Fig. 5. Effect of different gene therapy strategies on tumor T lymphocyte infiltration. (A) Representative images of T-lymphocyte tumor infiltration obtained by fluorescence microscopy (original magnification: × 400); (B) number of immunostained cells counted under a × 400 microscopic field (mean ± standard deviation obtained from 10 fields). (a) and (NT) tumor from non-treated animal; (b) and (Control) tumor from animal treated with complexes containing pCMVluc plasmid; (c) and (IL-12) tumor from animal treated with complexes containing pCMVIL-12 plasmid; (d) and (HSV-tk) tumor from animal treated with complexes prepared with pCMVtk plasmid.
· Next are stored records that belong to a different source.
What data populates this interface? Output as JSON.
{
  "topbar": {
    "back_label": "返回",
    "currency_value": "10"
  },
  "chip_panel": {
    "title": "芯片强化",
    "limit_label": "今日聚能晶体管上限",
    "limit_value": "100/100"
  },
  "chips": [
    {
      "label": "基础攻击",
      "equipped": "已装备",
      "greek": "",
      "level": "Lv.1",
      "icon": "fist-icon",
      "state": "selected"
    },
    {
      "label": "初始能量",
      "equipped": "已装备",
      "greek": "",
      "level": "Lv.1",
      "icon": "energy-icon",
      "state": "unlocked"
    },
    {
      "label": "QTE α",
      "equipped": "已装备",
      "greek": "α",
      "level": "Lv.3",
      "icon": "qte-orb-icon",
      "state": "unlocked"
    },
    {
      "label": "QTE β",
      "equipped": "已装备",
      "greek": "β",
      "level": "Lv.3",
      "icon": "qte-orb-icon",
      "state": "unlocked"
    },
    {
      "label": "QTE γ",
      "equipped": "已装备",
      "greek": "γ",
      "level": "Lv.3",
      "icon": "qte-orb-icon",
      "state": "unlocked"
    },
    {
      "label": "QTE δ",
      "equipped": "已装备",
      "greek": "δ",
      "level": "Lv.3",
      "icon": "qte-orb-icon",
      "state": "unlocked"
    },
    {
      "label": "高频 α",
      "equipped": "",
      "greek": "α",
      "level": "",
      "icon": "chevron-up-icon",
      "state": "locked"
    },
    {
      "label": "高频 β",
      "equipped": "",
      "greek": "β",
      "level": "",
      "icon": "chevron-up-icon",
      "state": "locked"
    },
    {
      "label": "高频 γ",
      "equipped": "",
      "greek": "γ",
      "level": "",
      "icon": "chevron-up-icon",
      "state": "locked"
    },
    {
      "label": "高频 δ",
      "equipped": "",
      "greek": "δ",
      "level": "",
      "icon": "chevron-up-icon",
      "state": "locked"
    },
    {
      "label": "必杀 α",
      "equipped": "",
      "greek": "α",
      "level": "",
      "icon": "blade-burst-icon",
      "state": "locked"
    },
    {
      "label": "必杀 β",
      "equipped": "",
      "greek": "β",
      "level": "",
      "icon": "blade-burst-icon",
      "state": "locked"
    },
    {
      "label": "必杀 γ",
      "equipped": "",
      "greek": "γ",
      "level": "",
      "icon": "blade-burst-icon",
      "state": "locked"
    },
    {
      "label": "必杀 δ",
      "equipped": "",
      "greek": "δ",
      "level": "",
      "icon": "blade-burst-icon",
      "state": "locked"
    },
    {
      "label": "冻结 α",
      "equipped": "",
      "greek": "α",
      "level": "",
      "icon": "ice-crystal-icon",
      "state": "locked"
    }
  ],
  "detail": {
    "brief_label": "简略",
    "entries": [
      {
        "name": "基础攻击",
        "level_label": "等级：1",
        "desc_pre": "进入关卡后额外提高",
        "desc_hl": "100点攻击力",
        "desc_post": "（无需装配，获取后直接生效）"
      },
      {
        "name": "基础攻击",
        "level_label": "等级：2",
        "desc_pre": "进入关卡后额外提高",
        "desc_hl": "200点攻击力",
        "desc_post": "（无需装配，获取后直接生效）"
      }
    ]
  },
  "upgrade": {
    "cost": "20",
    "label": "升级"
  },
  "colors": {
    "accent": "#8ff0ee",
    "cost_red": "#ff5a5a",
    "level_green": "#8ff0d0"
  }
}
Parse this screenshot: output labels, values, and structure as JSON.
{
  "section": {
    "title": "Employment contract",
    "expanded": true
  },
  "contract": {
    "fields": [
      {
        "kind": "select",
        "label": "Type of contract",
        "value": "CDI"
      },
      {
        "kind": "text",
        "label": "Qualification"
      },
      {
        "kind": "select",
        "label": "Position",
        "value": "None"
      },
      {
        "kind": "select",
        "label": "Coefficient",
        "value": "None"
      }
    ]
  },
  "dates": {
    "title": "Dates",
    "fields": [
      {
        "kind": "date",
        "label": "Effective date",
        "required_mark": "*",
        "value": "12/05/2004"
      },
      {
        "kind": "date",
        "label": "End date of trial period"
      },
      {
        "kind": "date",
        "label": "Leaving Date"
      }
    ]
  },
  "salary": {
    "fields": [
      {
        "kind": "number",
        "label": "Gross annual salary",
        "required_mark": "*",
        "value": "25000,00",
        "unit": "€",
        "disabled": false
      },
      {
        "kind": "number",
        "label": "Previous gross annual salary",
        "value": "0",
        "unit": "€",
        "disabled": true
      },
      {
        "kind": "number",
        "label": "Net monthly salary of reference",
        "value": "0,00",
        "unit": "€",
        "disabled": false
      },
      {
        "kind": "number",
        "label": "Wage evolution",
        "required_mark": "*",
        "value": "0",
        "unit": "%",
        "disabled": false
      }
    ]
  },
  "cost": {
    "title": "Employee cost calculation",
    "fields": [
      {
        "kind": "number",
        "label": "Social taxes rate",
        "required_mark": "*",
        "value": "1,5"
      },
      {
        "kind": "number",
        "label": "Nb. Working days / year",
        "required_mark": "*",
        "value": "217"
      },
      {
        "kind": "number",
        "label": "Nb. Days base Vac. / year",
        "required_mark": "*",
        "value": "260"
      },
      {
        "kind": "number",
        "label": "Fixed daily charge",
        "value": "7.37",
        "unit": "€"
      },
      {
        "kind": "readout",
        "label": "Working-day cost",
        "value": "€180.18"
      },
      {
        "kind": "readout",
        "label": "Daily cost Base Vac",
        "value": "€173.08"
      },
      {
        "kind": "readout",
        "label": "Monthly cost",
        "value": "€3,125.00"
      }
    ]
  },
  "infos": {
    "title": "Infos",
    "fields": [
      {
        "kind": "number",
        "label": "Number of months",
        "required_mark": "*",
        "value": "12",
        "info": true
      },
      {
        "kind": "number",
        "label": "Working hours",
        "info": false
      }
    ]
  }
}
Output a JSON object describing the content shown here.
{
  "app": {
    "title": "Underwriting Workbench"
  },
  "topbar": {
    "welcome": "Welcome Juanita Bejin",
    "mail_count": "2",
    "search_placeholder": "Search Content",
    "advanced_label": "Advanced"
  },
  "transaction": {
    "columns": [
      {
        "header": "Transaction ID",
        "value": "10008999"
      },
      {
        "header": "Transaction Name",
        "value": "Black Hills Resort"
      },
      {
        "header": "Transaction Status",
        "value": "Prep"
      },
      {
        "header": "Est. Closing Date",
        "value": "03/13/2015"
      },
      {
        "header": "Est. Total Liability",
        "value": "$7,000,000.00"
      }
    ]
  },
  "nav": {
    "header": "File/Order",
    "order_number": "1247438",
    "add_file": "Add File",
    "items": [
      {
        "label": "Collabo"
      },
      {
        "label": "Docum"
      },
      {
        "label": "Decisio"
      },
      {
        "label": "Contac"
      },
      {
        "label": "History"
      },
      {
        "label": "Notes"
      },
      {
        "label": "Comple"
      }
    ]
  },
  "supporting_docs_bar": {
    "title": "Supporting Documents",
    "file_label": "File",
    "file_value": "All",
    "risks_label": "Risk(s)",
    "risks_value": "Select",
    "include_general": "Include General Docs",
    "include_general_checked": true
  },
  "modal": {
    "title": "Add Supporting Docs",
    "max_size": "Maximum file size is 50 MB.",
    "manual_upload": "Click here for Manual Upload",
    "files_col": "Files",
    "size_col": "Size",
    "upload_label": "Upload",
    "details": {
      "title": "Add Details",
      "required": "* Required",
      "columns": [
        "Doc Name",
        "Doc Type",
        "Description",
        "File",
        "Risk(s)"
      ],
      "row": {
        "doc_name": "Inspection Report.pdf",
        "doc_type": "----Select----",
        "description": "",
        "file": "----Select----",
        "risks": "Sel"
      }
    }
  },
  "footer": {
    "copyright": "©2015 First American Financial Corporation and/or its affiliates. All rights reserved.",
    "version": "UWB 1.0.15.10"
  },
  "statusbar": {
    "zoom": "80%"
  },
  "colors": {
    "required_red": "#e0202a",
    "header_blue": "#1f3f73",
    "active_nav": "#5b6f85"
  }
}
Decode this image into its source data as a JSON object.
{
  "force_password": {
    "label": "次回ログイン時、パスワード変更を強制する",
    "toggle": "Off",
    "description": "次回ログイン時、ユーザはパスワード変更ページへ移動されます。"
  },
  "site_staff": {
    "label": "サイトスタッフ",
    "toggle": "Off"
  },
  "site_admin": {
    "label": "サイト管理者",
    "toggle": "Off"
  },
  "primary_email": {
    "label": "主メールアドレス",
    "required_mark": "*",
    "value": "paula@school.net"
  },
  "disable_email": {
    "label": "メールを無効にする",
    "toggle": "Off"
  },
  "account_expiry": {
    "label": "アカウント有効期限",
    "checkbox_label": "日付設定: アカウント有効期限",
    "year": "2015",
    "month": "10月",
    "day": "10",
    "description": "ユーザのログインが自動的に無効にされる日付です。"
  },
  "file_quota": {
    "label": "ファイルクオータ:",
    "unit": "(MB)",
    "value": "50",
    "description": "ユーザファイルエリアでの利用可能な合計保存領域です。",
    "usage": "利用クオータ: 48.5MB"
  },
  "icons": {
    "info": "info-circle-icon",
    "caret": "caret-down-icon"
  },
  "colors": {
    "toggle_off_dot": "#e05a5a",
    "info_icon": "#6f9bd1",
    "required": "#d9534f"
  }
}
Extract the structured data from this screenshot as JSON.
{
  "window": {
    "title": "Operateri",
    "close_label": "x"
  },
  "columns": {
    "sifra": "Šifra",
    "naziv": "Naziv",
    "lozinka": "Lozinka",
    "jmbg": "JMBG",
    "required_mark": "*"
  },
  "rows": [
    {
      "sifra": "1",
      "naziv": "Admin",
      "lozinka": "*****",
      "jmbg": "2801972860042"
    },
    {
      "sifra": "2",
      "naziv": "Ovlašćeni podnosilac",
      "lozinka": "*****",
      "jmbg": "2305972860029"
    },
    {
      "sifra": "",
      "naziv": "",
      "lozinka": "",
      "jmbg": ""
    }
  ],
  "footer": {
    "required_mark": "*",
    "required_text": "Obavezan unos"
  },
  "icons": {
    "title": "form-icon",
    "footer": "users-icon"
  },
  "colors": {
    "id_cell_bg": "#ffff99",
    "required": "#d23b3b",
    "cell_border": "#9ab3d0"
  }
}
Induction of tumor and treatment was performed as described in the legend to Fig. 4. Twelve days after the first of gene therapy treatment, animals were sacrificed, tumors were removed and 6 μm cryostat sections were incubated with a rat antimouse FITC-labeled mAb against CD3 protein.

Fig. 6. Effect of different gene therapy strategies on the tumor histology. Representative images: (a) tumor from non-treated animal; (b) tumor from animal treated with complexes prepared with pCMVluc plasmid; (c) tumor from animal treated with complexes containing pCMVIL-12 plasmid; (d) tumor from animal treated with complexes prepared with pCMVtk plasmid. Induction of tumor and treatment was performed as described in the legend to Fig. 4. Twelve days after the first gene therapy treatment, animals were sacrificed, tumors were removed and 6 μm cryostat sections were stained with hematoxylin and eosin (H&E).